Goldman Sachs and BNY Mellon Pioneer Blockchain-Based Money Market Innovation — But Frictionless Markets Already Offers This to Asset Managers

  • The collaboration between Goldman Sachs and BNY Mellon to launch tokenized money market fund shares represents the first time major US asset managers have enabled fund subscriptions via blockchain technology, with participation from BlackRock, Fidelity, and other leading institutional fund managers. While this landmark development demonstrates that blockchain-based settlement infrastructure has achieved the reliability and institutional acceptance required for mainstream adoption, Frictionless Markets has already been providing asset managers with the capability to create tokenized money market funds and any form of tokenized investment products on a white-label basis.
  • The significance of this development extends far beyond money market funds to the broader tokenization ecosystem, validating what Frictionless Markets has proven in practice: that established financial institutions can seamlessly integrate blockchain technology without compromising operational excellence or regulatory compliance. Where Goldman Sachs and BNY Mellon are building proprietary infrastructure for their own use, Frictionless Markets offers the same capabilities to any asset manager through our MiFID II compliant Luxembourg securitization vehicle, enabling them to tokenize unlimited financial assets across all classes.
  • For wealth managers and their institutional clients, this development provides validation of what Frictionless Markets has been delivering: a clear pathway to blockchain-based settlement for core portfolio holdings while maintaining relationships with established fund managers and custodians. However, Frictionless Markets can offer these capabilities in more non-conflicted ways since we have no distribution capabilities of our own, and likely at significantly lower costs than what large financial institutions would charge for similar services. 

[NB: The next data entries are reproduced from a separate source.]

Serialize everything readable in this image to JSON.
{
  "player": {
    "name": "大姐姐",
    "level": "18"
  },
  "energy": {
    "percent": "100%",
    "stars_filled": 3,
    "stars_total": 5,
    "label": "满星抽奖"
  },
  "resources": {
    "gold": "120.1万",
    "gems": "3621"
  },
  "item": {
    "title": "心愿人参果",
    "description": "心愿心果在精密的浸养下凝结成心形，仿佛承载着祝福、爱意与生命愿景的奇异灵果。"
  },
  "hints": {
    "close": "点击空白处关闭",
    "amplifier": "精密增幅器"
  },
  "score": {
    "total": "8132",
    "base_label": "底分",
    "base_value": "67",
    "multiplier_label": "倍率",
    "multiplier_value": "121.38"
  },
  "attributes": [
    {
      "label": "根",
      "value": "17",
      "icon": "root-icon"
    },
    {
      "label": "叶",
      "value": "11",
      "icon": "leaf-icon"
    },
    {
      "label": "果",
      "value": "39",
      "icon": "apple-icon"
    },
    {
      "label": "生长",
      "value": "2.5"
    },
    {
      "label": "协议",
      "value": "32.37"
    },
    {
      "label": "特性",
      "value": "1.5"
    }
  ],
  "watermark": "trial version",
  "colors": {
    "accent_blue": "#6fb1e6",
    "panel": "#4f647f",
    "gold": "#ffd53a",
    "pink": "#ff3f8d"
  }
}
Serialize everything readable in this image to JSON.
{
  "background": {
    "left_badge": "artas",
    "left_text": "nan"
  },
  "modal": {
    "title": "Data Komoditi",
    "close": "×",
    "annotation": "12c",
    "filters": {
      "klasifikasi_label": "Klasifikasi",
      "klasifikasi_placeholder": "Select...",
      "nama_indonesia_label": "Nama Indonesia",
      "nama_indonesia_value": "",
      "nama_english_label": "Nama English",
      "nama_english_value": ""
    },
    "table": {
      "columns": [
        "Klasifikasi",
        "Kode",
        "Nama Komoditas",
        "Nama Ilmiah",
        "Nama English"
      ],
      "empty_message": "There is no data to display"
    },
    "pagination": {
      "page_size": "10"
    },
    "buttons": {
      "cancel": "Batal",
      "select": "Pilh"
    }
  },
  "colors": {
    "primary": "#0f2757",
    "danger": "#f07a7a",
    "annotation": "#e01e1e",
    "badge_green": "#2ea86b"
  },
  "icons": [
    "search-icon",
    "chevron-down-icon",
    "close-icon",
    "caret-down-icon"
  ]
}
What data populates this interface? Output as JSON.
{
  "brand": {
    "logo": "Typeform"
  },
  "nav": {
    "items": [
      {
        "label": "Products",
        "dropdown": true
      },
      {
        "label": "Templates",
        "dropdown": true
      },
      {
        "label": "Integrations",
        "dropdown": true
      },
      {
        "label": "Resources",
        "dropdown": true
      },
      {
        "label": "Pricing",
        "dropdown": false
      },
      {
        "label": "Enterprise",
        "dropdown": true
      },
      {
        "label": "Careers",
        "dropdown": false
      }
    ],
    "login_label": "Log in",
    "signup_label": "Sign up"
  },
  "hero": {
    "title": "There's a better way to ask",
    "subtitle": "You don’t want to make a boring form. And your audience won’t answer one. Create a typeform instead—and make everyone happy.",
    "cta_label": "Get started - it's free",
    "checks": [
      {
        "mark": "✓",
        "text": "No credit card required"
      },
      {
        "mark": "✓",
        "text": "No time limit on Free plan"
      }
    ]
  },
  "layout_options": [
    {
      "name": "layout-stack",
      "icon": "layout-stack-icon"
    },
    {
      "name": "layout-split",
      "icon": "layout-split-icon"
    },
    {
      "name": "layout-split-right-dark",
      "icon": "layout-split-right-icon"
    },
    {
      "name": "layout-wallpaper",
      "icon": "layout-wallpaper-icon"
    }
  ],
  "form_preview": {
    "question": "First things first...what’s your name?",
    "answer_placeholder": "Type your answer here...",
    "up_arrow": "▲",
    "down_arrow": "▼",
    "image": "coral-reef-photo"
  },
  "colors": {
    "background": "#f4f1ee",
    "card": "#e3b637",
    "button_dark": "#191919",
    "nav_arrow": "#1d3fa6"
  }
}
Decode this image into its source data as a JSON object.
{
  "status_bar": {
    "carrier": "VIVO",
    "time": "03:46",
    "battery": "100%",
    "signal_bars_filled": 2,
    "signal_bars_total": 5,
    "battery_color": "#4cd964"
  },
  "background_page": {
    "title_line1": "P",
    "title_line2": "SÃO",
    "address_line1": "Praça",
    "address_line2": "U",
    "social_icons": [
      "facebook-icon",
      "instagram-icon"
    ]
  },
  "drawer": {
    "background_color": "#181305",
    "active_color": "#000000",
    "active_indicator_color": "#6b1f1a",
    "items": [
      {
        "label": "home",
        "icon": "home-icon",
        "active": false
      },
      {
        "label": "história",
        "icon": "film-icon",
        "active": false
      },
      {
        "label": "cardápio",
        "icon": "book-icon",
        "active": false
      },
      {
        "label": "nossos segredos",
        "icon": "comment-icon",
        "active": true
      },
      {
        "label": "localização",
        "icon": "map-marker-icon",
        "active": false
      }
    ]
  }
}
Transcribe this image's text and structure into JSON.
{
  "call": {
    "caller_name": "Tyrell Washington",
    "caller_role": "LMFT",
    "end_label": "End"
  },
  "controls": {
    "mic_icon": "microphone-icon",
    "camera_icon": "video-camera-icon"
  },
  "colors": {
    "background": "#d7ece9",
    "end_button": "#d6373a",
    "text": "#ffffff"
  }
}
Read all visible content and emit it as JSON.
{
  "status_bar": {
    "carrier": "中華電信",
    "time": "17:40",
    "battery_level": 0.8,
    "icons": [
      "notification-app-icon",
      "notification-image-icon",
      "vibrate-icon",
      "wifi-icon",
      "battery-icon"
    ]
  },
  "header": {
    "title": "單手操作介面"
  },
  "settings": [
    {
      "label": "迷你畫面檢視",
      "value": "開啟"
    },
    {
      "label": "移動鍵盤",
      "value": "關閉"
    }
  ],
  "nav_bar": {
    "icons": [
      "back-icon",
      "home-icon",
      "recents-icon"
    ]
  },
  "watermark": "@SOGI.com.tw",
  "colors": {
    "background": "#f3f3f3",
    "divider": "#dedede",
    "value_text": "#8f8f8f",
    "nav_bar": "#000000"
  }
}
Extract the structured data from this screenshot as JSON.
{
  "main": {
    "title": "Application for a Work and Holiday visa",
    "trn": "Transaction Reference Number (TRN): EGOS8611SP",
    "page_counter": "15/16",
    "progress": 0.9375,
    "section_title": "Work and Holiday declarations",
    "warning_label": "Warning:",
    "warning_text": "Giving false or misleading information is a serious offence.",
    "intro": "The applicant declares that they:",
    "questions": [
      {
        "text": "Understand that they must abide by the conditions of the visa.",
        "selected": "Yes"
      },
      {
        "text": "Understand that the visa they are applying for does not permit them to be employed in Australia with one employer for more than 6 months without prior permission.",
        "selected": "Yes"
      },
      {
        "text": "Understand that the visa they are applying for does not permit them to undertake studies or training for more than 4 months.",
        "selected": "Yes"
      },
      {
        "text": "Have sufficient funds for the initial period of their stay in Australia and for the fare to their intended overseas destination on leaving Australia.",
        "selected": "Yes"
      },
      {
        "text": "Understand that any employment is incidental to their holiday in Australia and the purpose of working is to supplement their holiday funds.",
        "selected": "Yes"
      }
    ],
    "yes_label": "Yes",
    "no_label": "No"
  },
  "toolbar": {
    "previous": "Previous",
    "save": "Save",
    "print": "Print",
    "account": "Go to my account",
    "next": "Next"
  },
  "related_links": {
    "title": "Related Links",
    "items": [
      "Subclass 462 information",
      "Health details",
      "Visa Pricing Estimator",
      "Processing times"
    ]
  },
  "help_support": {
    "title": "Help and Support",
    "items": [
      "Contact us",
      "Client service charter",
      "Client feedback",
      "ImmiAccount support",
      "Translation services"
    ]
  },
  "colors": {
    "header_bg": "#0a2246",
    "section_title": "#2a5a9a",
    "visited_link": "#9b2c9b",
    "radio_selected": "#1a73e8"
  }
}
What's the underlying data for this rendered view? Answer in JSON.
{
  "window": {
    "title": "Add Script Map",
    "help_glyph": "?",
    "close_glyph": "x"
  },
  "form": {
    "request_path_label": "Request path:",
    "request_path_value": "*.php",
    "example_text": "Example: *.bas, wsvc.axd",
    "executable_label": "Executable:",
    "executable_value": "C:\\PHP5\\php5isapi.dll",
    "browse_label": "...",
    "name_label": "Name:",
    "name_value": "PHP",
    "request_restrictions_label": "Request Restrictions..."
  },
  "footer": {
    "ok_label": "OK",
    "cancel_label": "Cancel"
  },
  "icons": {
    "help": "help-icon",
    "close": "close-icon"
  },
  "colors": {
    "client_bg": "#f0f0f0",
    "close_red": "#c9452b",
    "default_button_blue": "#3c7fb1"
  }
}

  • The competitive advantage for asset managers working with Frictionless Markets lies in our ability to tokenize any asset class — equities, fixed income, alternatives, multi-asset strategies — through our established regulatory framework. Investment managers can now structure tokenized products knowing that they have access to the same institutional-grade blockchain settlement infrastructure that major custodial banks and asset managers are validating, but with the flexibility to maintain their independence and competitive positioning.
  • The next phase will likely involve expansion to additional asset classes and international markets, creating significant opportunities for asset managers partnering with specialized tokenization platforms like Frictionless Markets. As competitive pressure mounts among asset managers to offer blockchain-based settlement capabilities, those working with independent infrastructure providers will be able to move faster and more cost-effectively than waiting for proprietary solutions from conflicted financial institutions. This development establishes blockchain settlement as mainstream capability, accelerating the adoption opportunity for forward-thinking asset managers throughout 2025 and beyond.